Illustration in the transport sector: In their paper on Anonymization of Data from Field Operational Tests , Y. Barnard et al. discuss the use of anonymisation and other data processing techniques to strip logs of personal and confidential information in order to encourage data sharing for transport research and innovation projects, with a particular focus on field operational tests ("FOTs"). FOTs involve the collection of large amounts of data to study driving behaviour interacting with intelligent transport systems ("ITS"), including cooperative intelligent transport systems ("C-ITS") and automated vehicles. The data gathered in such context may be personal, commercial, and/or research sensitive. Y. Barnard et al. therefore advocate the use of anonymisation techniques, while pointing out the potential risk of losing essential information in the process. According to them, an effective anonymisation technique, preserving however research essential information, would facilitate the access to and re-use of valuable data.

Conclusion

Anonymisation and pseudonymisation techniques generally provide fertile ground for opportunities with respect to big data applications, including in the transport sector. In this respect, it shall be noted that the use of anonymisation is specifically encouraged by Recital 13 of the ITS Directive[38] as "one of the principles of enhancing individuals' privacy". In addition, this article explored the possibility of applying anonymisation and pseudonymisation techniques to non-personal information.

Nevertheless, account must be taken of the challenges that may arise in this respect. Most importantly, a balance will need to be struck between, on the one hand, the aspired level of anonymisation (and its legal consequences) and, on the other hand, the desired level of predictability and utility of the big data analytics.

Illustration in the transport sector: The CabAnon Project run by the 'Laboratoire d'Innovation Numérique de la CNIL' ("LINC") aims to assess the utility of properly anonymised data. For this purpose, the LINC team analyses records of taxi rides in New York City. While recognising that anonymisation entails a certain loss of information and, hence, a loss in terms of accuracy and utility, LINC aims to quantify such loss. It notably looked at the NYC taxi dataset's utility with respect to the following applications: (i) allowing taxi users to identify spots in their vicinity where they are likely to quickly find a taxi using density of traffic; (ii) allowing city planners to conceive other solutions to organise mobility based on the number of passengers per taxi; (iii) allowing people to determine the best moments to commute and city planners to identify places with traffic congestion on the basis of traffic speed; and (iv) providing insights to city planners on how people move through the city and how to improve public transportation based on the direction of traffic.

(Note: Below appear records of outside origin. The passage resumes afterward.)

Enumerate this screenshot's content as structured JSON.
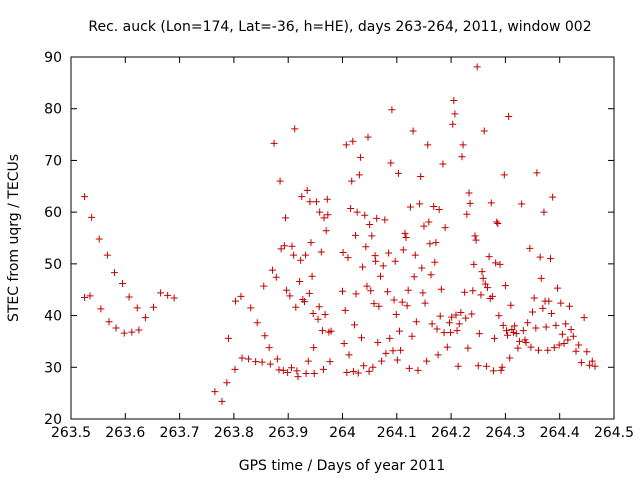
{
  "chart_data": {
    "type": "scatter",
    "title": "Rec. auck (Lon=174, Lat=-36, h=HE), days 263-264, 2011, window 002",
    "xlabel": "GPS time / Days of year 2011",
    "ylabel": "STEC from uqrg / TECUs",
    "xlim": [
      263.5,
      264.5
    ],
    "ylim": [
      20,
      90
    ],
    "xticks": [
      263.5,
      263.6,
      263.7,
      263.8,
      263.9,
      264.0,
      264.1,
      264.2,
      264.3,
      264.4,
      264.5
    ],
    "xtick_labels": [
      "263.5",
      "263.6",
      "263.7",
      "263.8",
      "263.9",
      "264",
      "264.1",
      "264.2",
      "264.3",
      "264.4",
      "264.5"
    ],
    "yticks": [
      20,
      30,
      40,
      50,
      60,
      70,
      80,
      90
    ],
    "ytick_labels": [
      "20",
      "30",
      "40",
      "50",
      "60",
      "70",
      "80",
      "90"
    ],
    "grid": false,
    "legend": "none",
    "marker": "plus",
    "color": "#c00000",
    "points": [
      [
        263.525,
        63.0
      ],
      [
        263.525,
        43.5
      ],
      [
        263.535,
        43.8
      ],
      [
        263.538,
        59.0
      ],
      [
        263.552,
        54.8
      ],
      [
        263.555,
        41.3
      ],
      [
        263.567,
        51.7
      ],
      [
        263.57,
        38.8
      ],
      [
        263.58,
        48.3
      ],
      [
        263.583,
        37.6
      ],
      [
        263.595,
        46.2
      ],
      [
        263.598,
        36.6
      ],
      [
        263.607,
        43.6
      ],
      [
        263.612,
        36.8
      ],
      [
        263.622,
        41.5
      ],
      [
        263.625,
        37.2
      ],
      [
        263.637,
        39.6
      ],
      [
        263.652,
        41.6
      ],
      [
        263.665,
        44.4
      ],
      [
        263.678,
        43.9
      ],
      [
        263.69,
        43.4
      ],
      [
        263.765,
        25.3
      ],
      [
        263.778,
        23.4
      ],
      [
        263.787,
        27.0
      ],
      [
        263.79,
        35.6
      ],
      [
        263.802,
        29.6
      ],
      [
        263.803,
        42.8
      ],
      [
        263.813,
        43.7
      ],
      [
        263.815,
        31.8
      ],
      [
        263.827,
        31.6
      ],
      [
        263.831,
        41.5
      ],
      [
        263.84,
        31.1
      ],
      [
        263.843,
        38.6
      ],
      [
        263.852,
        31.0
      ],
      [
        263.855,
        45.7
      ],
      [
        263.857,
        36.1
      ],
      [
        263.865,
        33.8
      ],
      [
        263.867,
        30.6
      ],
      [
        263.871,
        48.8
      ],
      [
        263.874,
        73.3
      ],
      [
        263.878,
        47.4
      ],
      [
        263.88,
        31.6
      ],
      [
        263.883,
        29.5
      ],
      [
        263.885,
        66.0
      ],
      [
        263.887,
        52.9
      ],
      [
        263.891,
        29.4
      ],
      [
        263.893,
        53.5
      ],
      [
        263.895,
        58.9
      ],
      [
        263.897,
        44.9
      ],
      [
        263.899,
        29.0
      ],
      [
        263.903,
        43.8
      ],
      [
        263.906,
        29.9
      ],
      [
        263.907,
        53.4
      ],
      [
        263.91,
        51.7
      ],
      [
        263.912,
        76.1
      ],
      [
        263.914,
        41.6
      ],
      [
        263.916,
        29.3
      ],
      [
        263.918,
        28.2
      ],
      [
        263.921,
        46.6
      ],
      [
        263.923,
        50.7
      ],
      [
        263.925,
        63.0
      ],
      [
        263.927,
        43.1
      ],
      [
        263.93,
        42.7
      ],
      [
        263.932,
        51.7
      ],
      [
        263.933,
        28.8
      ],
      [
        263.935,
        64.2
      ],
      [
        263.937,
        31.2
      ],
      [
        263.939,
        44.3
      ],
      [
        263.94,
        62.0
      ],
      [
        263.942,
        54.1
      ],
      [
        263.944,
        47.6
      ],
      [
        263.946,
        40.4
      ],
      [
        263.947,
        33.8
      ],
      [
        263.948,
        28.8
      ],
      [
        263.952,
        62.0
      ],
      [
        263.955,
        39.3
      ],
      [
        263.957,
        41.7
      ],
      [
        263.958,
        60.0
      ],
      [
        263.961,
        52.3
      ],
      [
        263.963,
        37.1
      ],
      [
        263.965,
        29.6
      ],
      [
        263.966,
        58.9
      ],
      [
        263.968,
        40.2
      ],
      [
        263.97,
        56.4
      ],
      [
        263.972,
        62.5
      ],
      [
        263.973,
        59.5
      ],
      [
        263.975,
        36.8
      ],
      [
        263.977,
        31.1
      ],
      [
        263.979,
        37.0
      ],
      [
        264.0,
        44.7
      ],
      [
        264.001,
        52.2
      ],
      [
        264.003,
        34.6
      ],
      [
        264.005,
        41.0
      ],
      [
        264.007,
        73.0
      ],
      [
        264.008,
        29.0
      ],
      [
        264.01,
        51.2
      ],
      [
        264.012,
        32.4
      ],
      [
        264.015,
        60.7
      ],
      [
        264.017,
        66.0
      ],
      [
        264.019,
        73.7
      ],
      [
        264.02,
        29.2
      ],
      [
        264.022,
        38.2
      ],
      [
        264.024,
        55.5
      ],
      [
        264.025,
        44.2
      ],
      [
        264.027,
        60.0
      ],
      [
        264.029,
        28.9
      ],
      [
        264.031,
        67.2
      ],
      [
        264.033,
        70.6
      ],
      [
        264.035,
        35.7
      ],
      [
        264.037,
        49.4
      ],
      [
        264.039,
        30.3
      ],
      [
        264.041,
        59.4
      ],
      [
        264.043,
        53.3
      ],
      [
        264.045,
        45.7
      ],
      [
        264.047,
        74.5
      ],
      [
        264.049,
        29.2
      ],
      [
        264.05,
        57.6
      ],
      [
        264.052,
        44.8
      ],
      [
        264.054,
        55.4
      ],
      [
        264.056,
        30.0
      ],
      [
        264.058,
        42.3
      ],
      [
        264.06,
        51.6
      ],
      [
        264.061,
        50.5
      ],
      [
        264.063,
        58.8
      ],
      [
        264.065,
        34.8
      ],
      [
        264.067,
        41.8
      ],
      [
        264.07,
        47.6
      ],
      [
        264.072,
        31.2
      ],
      [
        264.075,
        49.6
      ],
      [
        264.078,
        58.5
      ],
      [
        264.08,
        32.7
      ],
      [
        264.083,
        44.6
      ],
      [
        264.085,
        52.1
      ],
      [
        264.087,
        35.6
      ],
      [
        264.089,
        69.5
      ],
      [
        264.091,
        79.8
      ],
      [
        264.093,
        33.2
      ],
      [
        264.095,
        43.0
      ],
      [
        264.097,
        50.5
      ],
      [
        264.099,
        40.2
      ],
      [
        264.101,
        31.4
      ],
      [
        264.103,
        67.5
      ],
      [
        264.105,
        37.0
      ],
      [
        264.107,
        33.3
      ],
      [
        264.11,
        42.6
      ],
      [
        264.112,
        52.7
      ],
      [
        264.115,
        55.9
      ],
      [
        264.117,
        55.1
      ],
      [
        264.119,
        41.9
      ],
      [
        264.121,
        44.9
      ],
      [
        264.123,
        29.8
      ],
      [
        264.125,
        61.0
      ],
      [
        264.128,
        36.0
      ],
      [
        264.13,
        75.7
      ],
      [
        264.132,
        47.5
      ],
      [
        264.134,
        51.7
      ],
      [
        264.136,
        38.8
      ],
      [
        264.139,
        29.4
      ],
      [
        264.142,
        61.6
      ],
      [
        264.144,
        66.9
      ],
      [
        264.146,
        49.2
      ],
      [
        264.148,
        44.4
      ],
      [
        264.15,
        57.3
      ],
      [
        264.152,
        42.4
      ],
      [
        264.155,
        31.2
      ],
      [
        264.157,
        73.0
      ],
      [
        264.159,
        58.1
      ],
      [
        264.161,
        53.9
      ],
      [
        264.163,
        47.9
      ],
      [
        264.165,
        38.4
      ],
      [
        264.168,
        61.1
      ],
      [
        264.17,
        50.3
      ],
      [
        264.172,
        54.1
      ],
      [
        264.174,
        37.4
      ],
      [
        264.176,
        32.4
      ],
      [
        264.178,
        60.5
      ],
      [
        264.18,
        39.9
      ],
      [
        264.182,
        45.1
      ],
      [
        264.185,
        69.3
      ],
      [
        264.187,
        36.7
      ],
      [
        264.189,
        57.0
      ],
      [
        264.193,
        33.9
      ],
      [
        264.197,
        38.6
      ],
      [
        264.199,
        36.7
      ],
      [
        264.201,
        39.7
      ],
      [
        264.203,
        77.0
      ],
      [
        264.205,
        81.6
      ],
      [
        264.207,
        79.0
      ],
      [
        264.209,
        40.1
      ],
      [
        264.211,
        37.1
      ],
      [
        264.213,
        30.2
      ],
      [
        264.215,
        38.4
      ],
      [
        264.218,
        40.6
      ],
      [
        264.22,
        70.7
      ],
      [
        264.222,
        73.0
      ],
      [
        264.225,
        44.5
      ],
      [
        264.227,
        39.5
      ],
      [
        264.229,
        59.6
      ],
      [
        264.231,
        33.7
      ],
      [
        264.233,
        63.7
      ],
      [
        264.235,
        61.7
      ],
      [
        264.238,
        40.3
      ],
      [
        264.24,
        44.8
      ],
      [
        264.242,
        49.9
      ],
      [
        264.244,
        55.4
      ],
      [
        264.246,
        54.6
      ],
      [
        264.248,
        88.1
      ],
      [
        264.25,
        30.3
      ],
      [
        264.252,
        36.5
      ],
      [
        264.255,
        44.0
      ],
      [
        264.257,
        48.5
      ],
      [
        264.259,
        47.2
      ],
      [
        264.261,
        75.7
      ],
      [
        264.263,
        46.1
      ],
      [
        264.265,
        30.2
      ],
      [
        264.267,
        45.4
      ],
      [
        264.27,
        51.4
      ],
      [
        264.272,
        43.3
      ],
      [
        264.274,
        61.8
      ],
      [
        264.276,
        43.7
      ],
      [
        264.278,
        29.3
      ],
      [
        264.28,
        35.6
      ],
      [
        264.282,
        50.2
      ],
      [
        264.284,
        58.1
      ],
      [
        264.286,
        57.8
      ],
      [
        264.288,
        40.0
      ],
      [
        264.29,
        49.9
      ],
      [
        264.292,
        29.4
      ],
      [
        264.294,
        30.0
      ],
      [
        264.296,
        38.1
      ],
      [
        264.298,
        67.2
      ],
      [
        264.3,
        45.8
      ],
      [
        264.302,
        37.1
      ],
      [
        264.304,
        36.2
      ],
      [
        264.306,
        78.5
      ],
      [
        264.308,
        31.8
      ],
      [
        264.31,
        42.0
      ],
      [
        264.312,
        37.3
      ],
      [
        264.315,
        36.7
      ],
      [
        264.317,
        38.0
      ],
      [
        264.32,
        36.5
      ],
      [
        264.323,
        33.7
      ],
      [
        264.326,
        35.0
      ],
      [
        264.33,
        61.6
      ],
      [
        264.333,
        37.1
      ],
      [
        264.336,
        35.3
      ],
      [
        264.338,
        34.8
      ],
      [
        264.341,
        38.6
      ],
      [
        264.345,
        53.0
      ],
      [
        264.347,
        33.9
      ],
      [
        264.35,
        40.7
      ],
      [
        264.353,
        43.4
      ],
      [
        264.356,
        37.6
      ],
      [
        264.358,
        67.6
      ],
      [
        264.361,
        33.3
      ],
      [
        264.364,
        51.3
      ],
      [
        264.366,
        47.2
      ],
      [
        264.369,
        41.4
      ],
      [
        264.371,
        60.0
      ],
      [
        264.373,
        42.8
      ],
      [
        264.375,
        37.8
      ],
      [
        264.378,
        33.3
      ],
      [
        264.38,
        42.8
      ],
      [
        264.383,
        51.0
      ],
      [
        264.385,
        40.4
      ],
      [
        264.387,
        62.9
      ],
      [
        264.39,
        33.8
      ],
      [
        264.393,
        38.1
      ],
      [
        264.396,
        45.3
      ],
      [
        264.399,
        34.3
      ],
      [
        264.402,
        42.4
      ],
      [
        264.405,
        36.4
      ],
      [
        264.408,
        34.6
      ],
      [
        264.411,
        38.4
      ],
      [
        264.415,
        35.3
      ],
      [
        264.418,
        41.8
      ],
      [
        264.421,
        37.3
      ],
      [
        264.425,
        36.0
      ],
      [
        264.43,
        33.1
      ],
      [
        264.435,
        34.3
      ],
      [
        264.44,
        30.9
      ],
      [
        264.445,
        39.6
      ],
      [
        264.45,
        33.0
      ],
      [
        264.455,
        30.4
      ],
      [
        264.46,
        31.2
      ],
      [
        264.465,
        30.2
      ]
    ]
  }
}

LINC's first results showed that exploitable results could be achieved with a rather coarse but robust anonymisation approach.

It follows from the foregoing that, as such, anonymisation and pseudonymisation techniques and their legal consequences are desirable concepts in the big data analytics lifecycle, including in the transport sector. However, a better alignment is needed between the legal and technical interpretations of those concepts, so that legal and technical professionals may share a common understanding on the consequences of the use of such techniques.

Additionally, the creation of codes of conduct and similar initiatives is indispensable to support stakeholders in assessing the risk of re-identification. Such initiatives should be further developed throughout the EU, including in the transport sector.

Finally, a wider and better uptake of anonymisation and pseudonymisation techniques should be encouraged, not only in the field of personal data protection, but also with respect to non-personal information requiring or meriting protection (e.g. trade secrets), in light of the advantages of those techniques discussed in this article. To this end, investment in terms of both time and money should be made to further research, elaborate, and increase the robustness of such techniques, taking into consideration their possible concrete application to different types of data.